The group’s artistic process began by exploring the environment. They took note of the constant cycle of the environment throughout the plight of fires, mudslides, and the ongoing drought. Temporarily inhabiting the area, they said they couldn’t ignore the effect the community and climate change had on the wildlife, too.

Zwehl-Burke, who taught Drawing, 2-D Design and Printmaking at City College almost 20 years, focused her piece on the periodical drying of the water pools underneath the Alisal Bridge.

“We live in an impermanent stream of experience, and when you look at moving water, you can’t take it in one moment,” Zwehl-Burke said. “You have to see it in the context of its living presence.”

Nicole Strasburg, former City College student and member of the Rose Compass Group, said she uses art to raise awareness on the toll the drought has had on the areas spanning from the Murrieta Divide to Cachuma Lake. Advocating for water conservation, Strasburg used gouache as a base layered with blue, green and earth-toned hues to represent the territory we tend to turn a blind eye to.

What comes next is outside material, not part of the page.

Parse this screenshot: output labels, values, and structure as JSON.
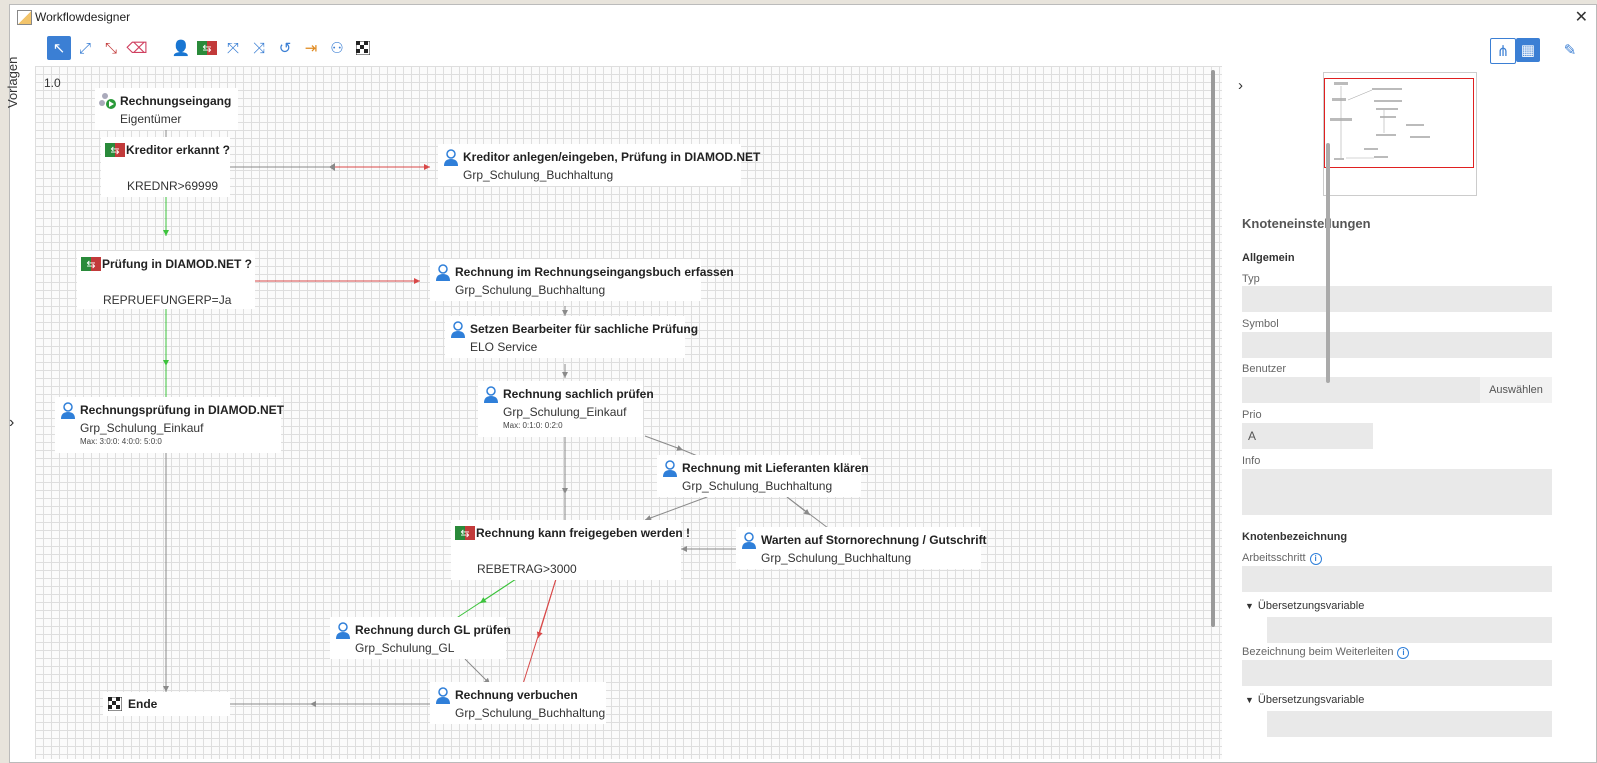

Libby Smith, former City College instructor, and Rose Compass member used her artwork to educate viewers about the California Steelhead Trout Recovery Plan. Her piece captured the essence of the Jalama Bridge and Salsipuedes Creek Fish Passages.

In her piece “Fish Ladder,” the vibrant soft colors depict what once was the home of one of the biggest trout migrations before dams were introduced.

Smith said she hopes the group’s collaboration has an impact on viewers that goes deeper than artistic enjoyment.

“Be awake to your surroundings,” Smith advised the audience. “Really notice the beauty that surrounds you. Appreciate that beauty and take care of it.”

Students can stop by and see the exhibit anytime through March at the Santa Barbara City Hall Gallery.